The IBM Analog Hardware Acceleration Kit (AIHWKIT) is an open-source Python toolkit for exploring and using the capabilities of in-memory computing devices (PCM, RRAM and others) in the context of artificial intelligence. The PyTorch integration consists of a series of primitives and features that allow using the toolkit within PyTorch.
The GitHub repository can be found at: https://github.com/IBM/aihwkit
To learn more about Analog AI and the harware befind it, refer to this webpage: https://aihw-composer.draco.res.ibm.com/about

This notebook demonstrates how AIHWKIT can be used in conjunction with [W&B](https://wandb.ai/site) to perform hyper-parameter optimization.

## Install the AIHWKIT
This tutorial assumes that you have installed the AIHWKIT. If you have not, it can be installed by commenting out lines in the following cell:

In [None]:
# To install the cpu-only enabled kit, un-comment the line below
#!pip install aihwkit

# To install the GPU-enabled wheel, un-comment the lines below
# !wget https://aihwkit-gpu-demo.s3.us-east.cloud-object-storage.appdomain.cloud/aihwkit-0.9.0+cuda117-cp310-cp310-manylinux_2_17_x86_64.manylinux2014_x86_64.whl
# !pip install aihwkit-0.9.0+cuda117-cp310-cp310-manylinux_2_17_x86_64.manylinux2014_x86_64.whl

## Install other Requirements

In [None]:
!pip install wandb accelerate transformers tqdm

## Authenticate W&B
If you do not already have a W&B account, please create one [here](https://wandb.ai/site)

In [None]:
import wandb


wandb.login()

## Define a RPU Config
The RPU configuration specifies the parameters necessary for hardware-aware training.

In [4]:
import aihwkit
from aihwkit.simulator.presets.inference import StandardHWATrainingPreset


rpu_config = StandardHWATrainingPreset()

## Define a Configururation File Describing the Training Configurations and Parameters to Optimize
The following attributes decribe how the optimization is performed:
* **method**: The optimization method to use (Bayesian Optimization/Grid search/etc.).
* **metirc**: The optimization goal and item.

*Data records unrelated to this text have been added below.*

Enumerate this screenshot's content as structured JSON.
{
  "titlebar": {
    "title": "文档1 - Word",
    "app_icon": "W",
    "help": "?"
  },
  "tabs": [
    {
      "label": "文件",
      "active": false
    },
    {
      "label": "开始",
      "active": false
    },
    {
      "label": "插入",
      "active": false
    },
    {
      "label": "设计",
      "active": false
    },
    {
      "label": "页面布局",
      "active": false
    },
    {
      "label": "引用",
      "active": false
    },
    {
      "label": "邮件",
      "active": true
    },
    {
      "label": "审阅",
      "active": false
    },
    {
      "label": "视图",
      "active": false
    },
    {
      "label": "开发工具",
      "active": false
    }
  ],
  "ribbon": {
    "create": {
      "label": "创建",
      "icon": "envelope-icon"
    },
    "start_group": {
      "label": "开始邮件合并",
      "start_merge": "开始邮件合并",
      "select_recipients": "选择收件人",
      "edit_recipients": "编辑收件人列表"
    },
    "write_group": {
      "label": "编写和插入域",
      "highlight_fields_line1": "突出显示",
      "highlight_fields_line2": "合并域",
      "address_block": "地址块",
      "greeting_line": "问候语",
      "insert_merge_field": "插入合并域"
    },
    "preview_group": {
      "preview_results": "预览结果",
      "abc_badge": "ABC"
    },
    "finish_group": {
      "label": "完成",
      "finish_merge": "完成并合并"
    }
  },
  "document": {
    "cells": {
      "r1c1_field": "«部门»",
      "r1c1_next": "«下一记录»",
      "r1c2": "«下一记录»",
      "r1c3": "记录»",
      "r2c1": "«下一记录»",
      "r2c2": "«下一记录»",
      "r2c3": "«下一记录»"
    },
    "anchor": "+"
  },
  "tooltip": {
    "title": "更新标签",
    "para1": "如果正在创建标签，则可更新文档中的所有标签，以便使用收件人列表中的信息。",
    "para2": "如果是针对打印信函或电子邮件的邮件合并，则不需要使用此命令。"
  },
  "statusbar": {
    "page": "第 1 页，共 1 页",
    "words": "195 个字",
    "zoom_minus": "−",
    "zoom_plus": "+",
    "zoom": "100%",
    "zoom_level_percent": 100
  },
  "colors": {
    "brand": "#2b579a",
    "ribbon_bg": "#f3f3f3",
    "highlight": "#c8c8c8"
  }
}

A full decription of each parameter is as follows:
* **logging_step_frequency**: The interval (number of steps) to perform logging for.
* **max_seq_len**: The maximum sequence length of the transformer model (MobileBERT).
* **batch_size_train**: The batch size used during training.
* **batch_size_eval**: The batch size used during evaluation.
* **weight_decay**: The L2 weight decay parameter (used during training).
* **num_training_epochs**: The number of fine-tuning/training epochs.
* **learning_rate**: The learning rate.

In [5]:
configuration = """
method: bayes
early_terminate:
  min_iter: 100
  type: hyperband
metric:
  goal: minimize
  name: training_loss
parameters:
  logging_step_frequency:
    value: 5
  max_seq_length:
    value: 320
  batch_size_train:
    value: 16
  batch_size_eval:
    value: 32
  weight_decay:
    value: 0.0005
  num_training_epochs:
    value: 1
  learning_rate:
    distribution: uniform
    max: 6.0 # 10 ** -max
    min: 1.0 # 10 ** -min
"""
with open("configuration.yaml", "w") as file:
    file.write(configuration[1:])

## Include Utility Functions to Load the Model and Dataset/Perform Training/Evaluation

In [6]:
import os
import torch
import wandb
from torch.utils.data import DataLoader
from tqdm import tqdm
from torch.utils.data import DataLoader, RandomSampler, SequentialSampler
from transformers import AutoTokenizer, AutoModelForQuestionAnswering
from transformers import (
    AutoConfig,
    AutoModelForQuestionAnswering,
    AutoTokenizer,
    squad_convert_examples_to_features,
)
from transformers.data.metrics.squad_metrics import (
    compute_predictions_logits,
    squad_evaluate,
)
from transformers.data.processors.squad import SquadResult, SquadV1Processor


def to_list(tensor):
    return tensor.detach().cpu().tolist()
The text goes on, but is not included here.